She was 15 when her sister died. Now 50, she remembers her as "very beautiful, very gentle and very fragile. I cannot imagine her working in such difficult conditions."
Nhan, the publisher, recalls that Dang Thuy Tram was popular in high school and believes her interest in literature as a student helped her as a writer.
"She understood other people's feelings," he said. "She could put herself in others' shoes."
After taking the diary home to America at the end of his tour, Whitehurst always hoped to return it to Tram's family. But he soon joined the FBI and believed it would be improper for him to approach the communist government of Vietnam.
When he retired in 1997, he began searching for the family, without success. Last year, he gave the diary to the Vietnam Center at Texas Tech, where it remains. The center located the family within a few months, and Tram's mother and sisters flew to Lubbock in October to see the diary for the first time.
Whitehurst visited Vietnam soon after and was warmly received. Despite Tram's oftexpressed desire for revenge, the Vietnamese have been remarkably forgiving since the end of the war. "We don't want to keep hatred in our heart," said sister Dang Kim Tram. "We want to forget the bad things in the past."
The diary's popularity comes at a time of improving relations between America and Vietnam. U.S. warships stopped here for shore leave over the July 4 holiday, the fourth such visit and the first time two vessels came together. Donald H. Rumsfeld recently made his first visit to Vietnam as Defense secretary, and President Bush is expected to make his first trip here in November for a meeting of AsiaPacific leaders.
Today, diarist Tram might not recognize her country or her beloved Hanoi. Vietnam's population has more than doubled since 1970, to 84 million.

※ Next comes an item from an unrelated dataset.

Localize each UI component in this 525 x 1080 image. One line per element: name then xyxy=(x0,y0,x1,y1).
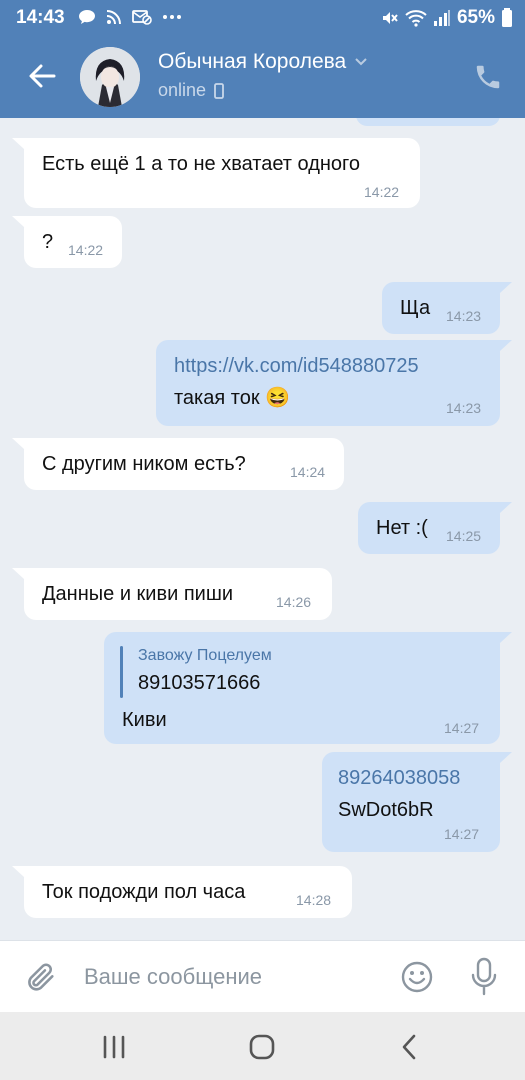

Hanoi has become a crowded, frenetic city, where young people talk on cellphones and zoom around on motorbikes -- sometimes at the same time.
Like other North Vietnamese students of her generation, Tram was taught the ideals of communism and Vietnamese nationalism and was prepared to make sacrifices for the war effort.
After graduating from medical school at 24, she volunteered to leave the North and work in the central coastal district of Duc Pho, then part of the U.S.-backed South, where she was assigned to care for Viet Cong guerrillas and local villagers. It was one of the most dangerous combat zones of the war.